The head of Brazil’s central bank said on Thursday that the U.S. Federal Reserve’s latest plan to lower domestic borrowing costs and jumpstart the ailing economy would cause further “distortions” in world markets and complicate his country’s efforts to stem the rise of its currency.
Speaking to reporters after an event at the University of Chicago’s Booth School of Business, Henrique Meirelles said the Fed’s effort to drive interest rates lower through a policy of quantitative easing — or “QE” for short — was having “negative consequences for other countries,” including his own.
He said the issue would be on the agenda at the upcoming G20 meeting in Seoul, the first for the country’s new president-elect, Dilma Rousseff.
“QE creates excessive liquidity that flows over to countries like Brazil,” Meirelles said. “Definitely, for Brazil it does create a problem and Brazil will present proposals in that regard to several countries — the U.S. and China — to reach a different agreement not to generate so many distortions.”
The Fed’s controversial plan involves buying as much as $600 billion in government bonds and is widely expected to weigh on the value of the U.S. dollar.
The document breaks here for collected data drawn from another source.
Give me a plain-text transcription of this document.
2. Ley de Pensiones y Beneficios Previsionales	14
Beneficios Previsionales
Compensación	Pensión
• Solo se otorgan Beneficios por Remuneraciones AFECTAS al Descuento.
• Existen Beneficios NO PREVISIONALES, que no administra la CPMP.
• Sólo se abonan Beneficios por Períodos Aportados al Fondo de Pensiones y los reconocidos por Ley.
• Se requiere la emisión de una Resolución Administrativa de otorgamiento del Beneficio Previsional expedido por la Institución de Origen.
That’s likely to be bad news for Brazil, which is already struggling to find ways to slow a recent deluge of foreign cash into the country, which is boosting an already overvalued real and hurting exporters.
Asked if Brazil’s central bank was contemplating additional measures to manage the risk arising from the flow of hot money into his country, Meirelles said: “No. We are only evaluating what has been done so far.”
Asked if he expected Rousseff, the left-leaning winner of Sunday’s presidential election, to ask him to remain at the helm of the central bank once she takes power, Meirelles said: “There is no expectation … In the right moment, she will make all the decisions and will communicate them.”
He added, however, that he was confident the “choices will be good ones.”